亚洲男人的天堂2018av,欧美草比,久久久久久免费视频精选,国色天香在线看免费,久久久久亚洲av成人片仓井空

We present a versatile NeRF-based simulator for testing autonomous driving (AD) software systems, designed with a focus on sensor-realistic closed-loop evaluation and the creation of safety-critical scenarios. The simulator learns from sequences of real-world driving sensor data and enables reconfigurations and renderings of new, unseen scenarios. In this work, we use our simulator to test the responses of AD models to safety-critical scenarios inspired by the European New Car Assessment Programme (Euro NCAP). Our evaluation reveals that, while state-of-the-art end-to-end planners excel in nominal driving scenarios in an open-loop setting, they exhibit critical flaws when navigating our safety-critical scenarios in a closed-loop setting. This highlights the need for advancements in the safety and real-world usability of end-to-end planners.
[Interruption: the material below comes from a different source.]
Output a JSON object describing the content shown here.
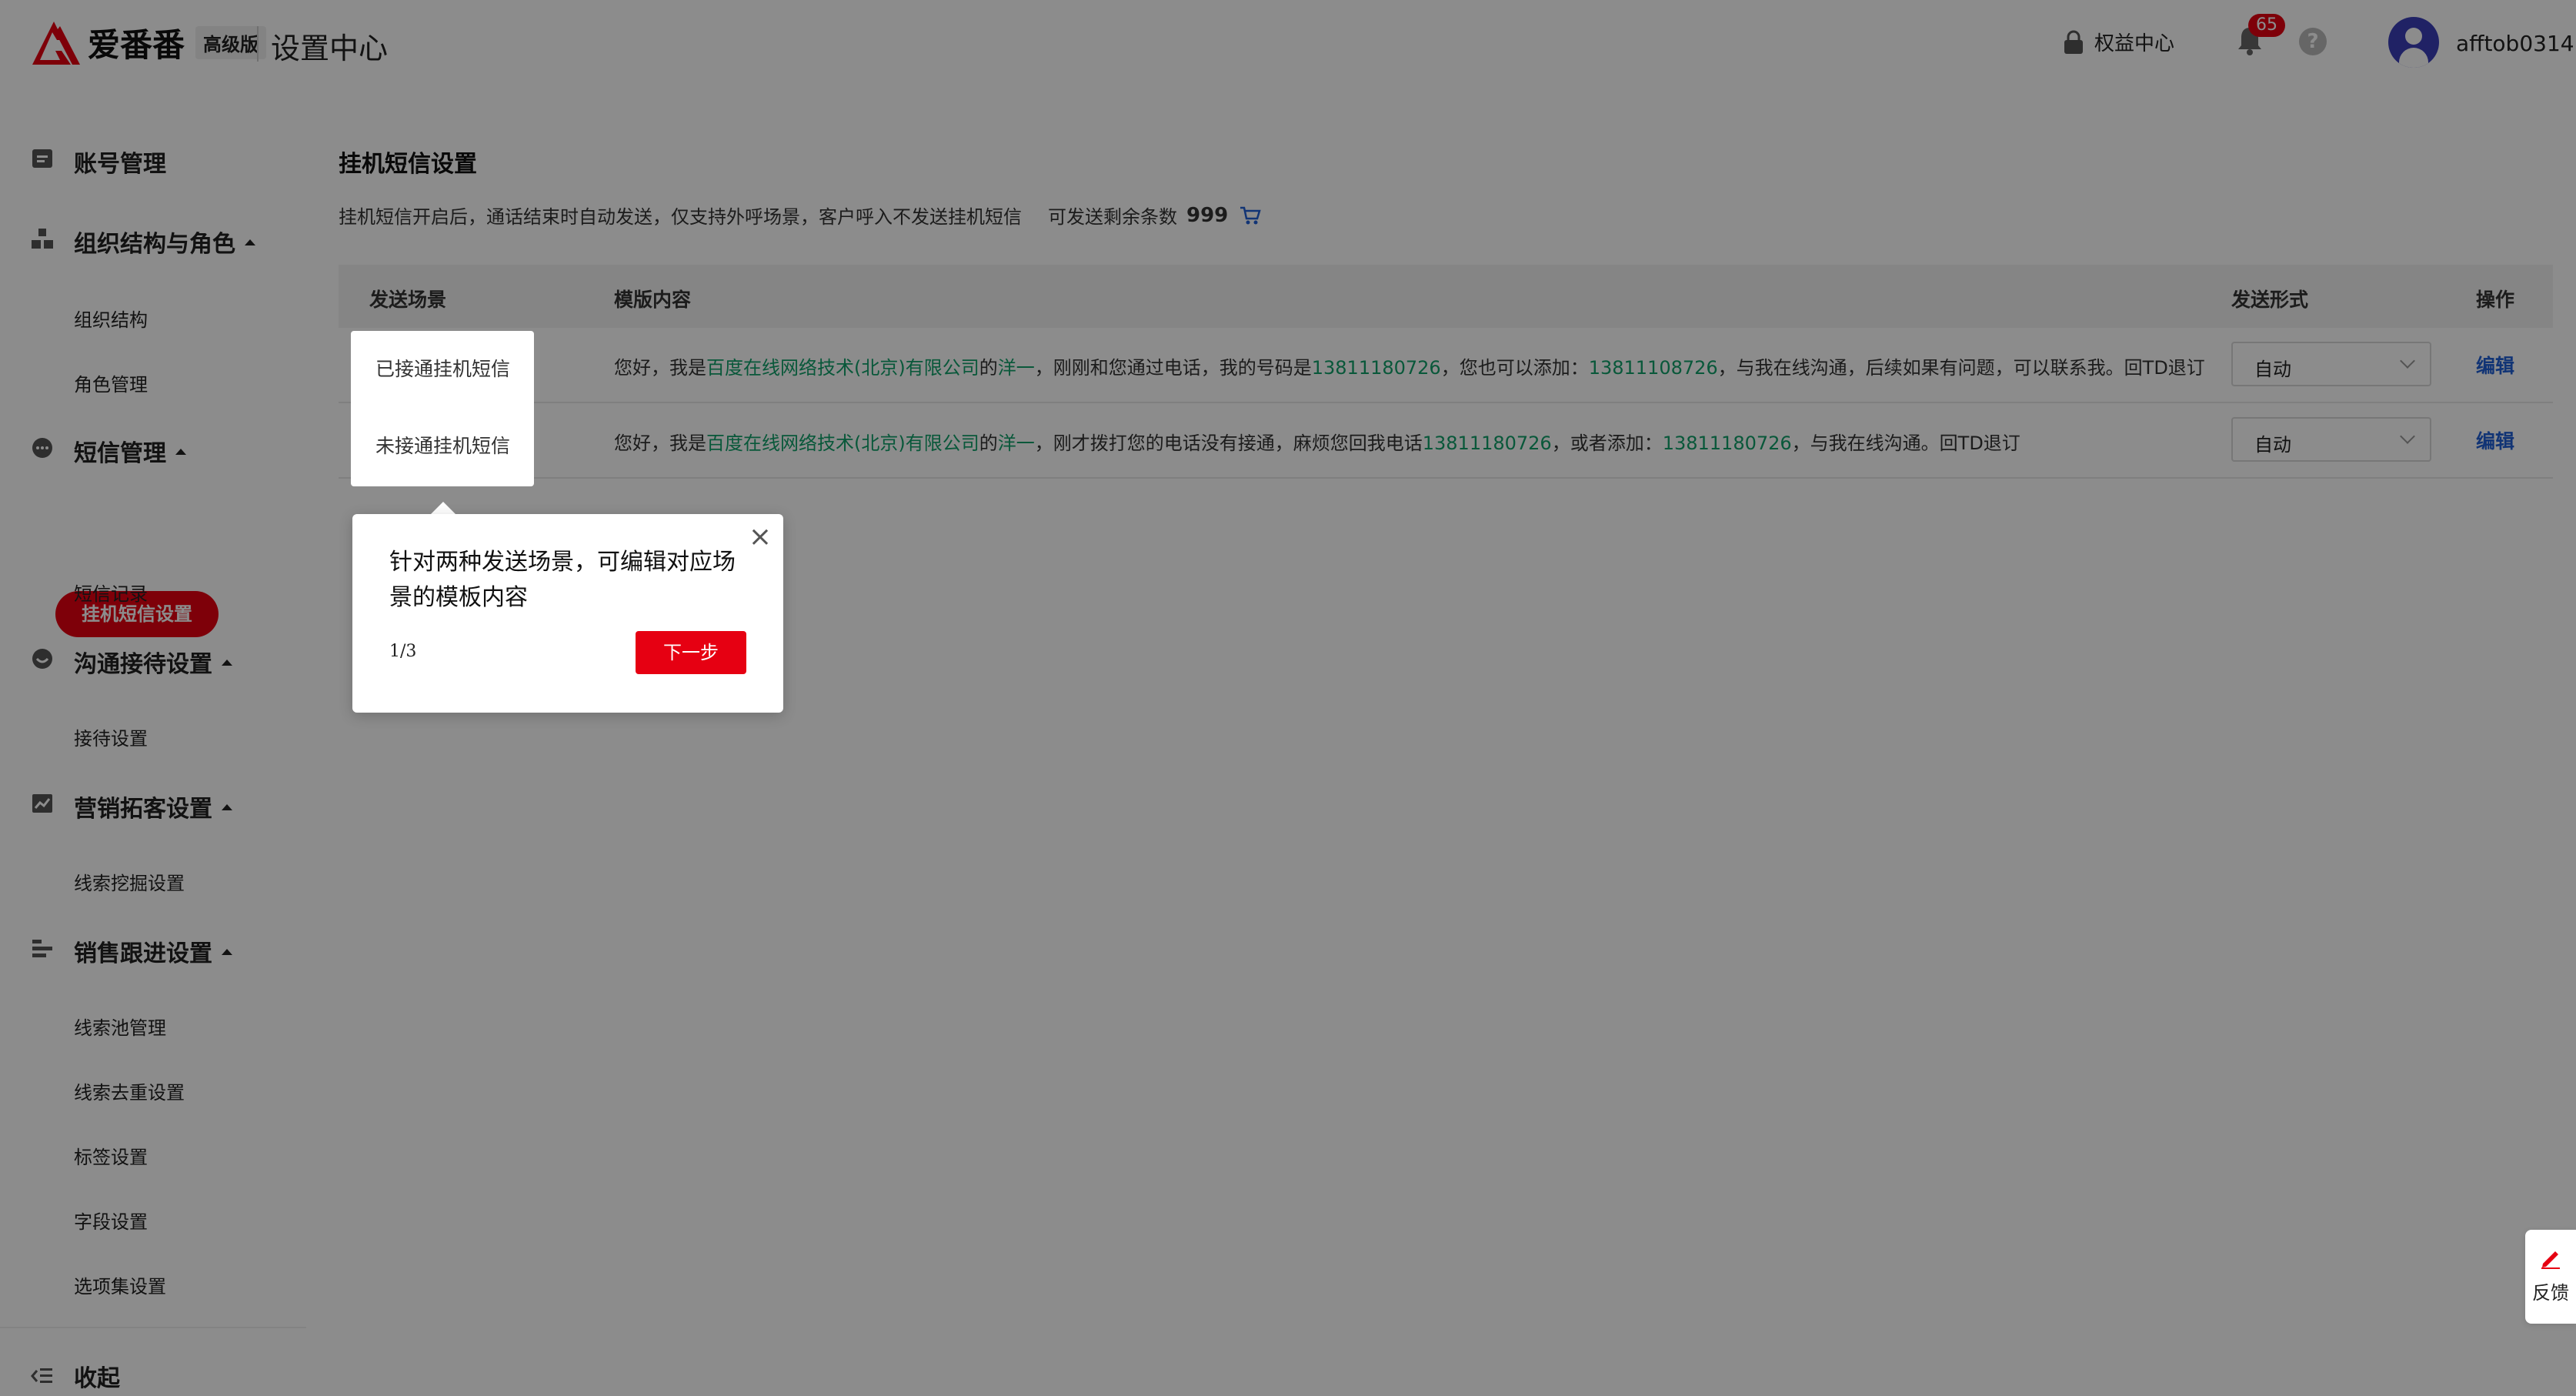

By publicly releasing our simulator and scenarios as an easy-to-run evaluation suite, we invite the research community to explore, refine, and validate their AD models in controlled, yet highly configurable and challenging sensor-realistic environments. Code and instructions can be found at //github.com/atonderski/neuro-ncap

相關內容

Recent advances in reinforcement learning (RL) heavily rely on a variety of well-designed benchmarks, which provide environmental platforms and consistent criteria to evaluate existing and novel algorithms. Specifically, in multi-agent RL (MARL), a plethora of benchmarks based on cooperative games have spurred the development of algorithms that improve the scalability of cooperative multi-agent systems. However, for the competitive setting, a lightweight and open-sourced benchmark with challenging gaming dynamics and visual inputs has not yet been established. In this work, we present FightLadder, a real-time fighting game platform, to empower competitive MARL research. Along with the platform, we provide implementations of state-of-the-art MARL algorithms for competitive games, as well as a set of evaluation metrics to characterize the performance and exploitability of agents. We demonstrate the feasibility of this platform by training a general agent that consistently defeats 12 built-in characters in single-player mode, and expose the difficulty of training a non-exploitable agent without human knowledge and demonstrations in two-player mode. FightLadder provides meticulously designed environments to address critical challenges in competitive MARL research, aiming to catalyze a new era of discovery and advancement in the field. Videos and code at //sites.google.com/view/fightladder/home.

Despite the impressive capabilities of large language models (LLMs) across diverse applications, they still suffer from trustworthiness issues, such as hallucinations and misalignments. Retrieval-augmented language models (RAG) have been proposed to enhance the credibility of generations by grounding external knowledge, but the theoretical understandings of their generation risks remains unexplored. In this paper, we answer: 1) whether RAG can indeed lead to low generation risks, 2) how to provide provable guarantees on the generation risks of RAG and vanilla LLMs, and 3) what sufficient conditions enable RAG models to reduce generation risks. We propose C-RAG, the first framework to certify generation risks for RAG models. Specifically, we provide conformal risk analysis for RAG models and certify an upper confidence bound of generation risks, which we refer to as conformal generation risk. We also provide theoretical guarantees on conformal generation risks for general bounded risk functions under test distribution shifts. We prove that RAG achieves a lower conformal generation risk than that of a single LLM when the quality of the retrieval model and transformer is non-trivial. Our intensive empirical results demonstrate the soundness and tightness of our conformal generation risk guarantees across four widely-used NLP datasets on four state-of-the-art retrieval models.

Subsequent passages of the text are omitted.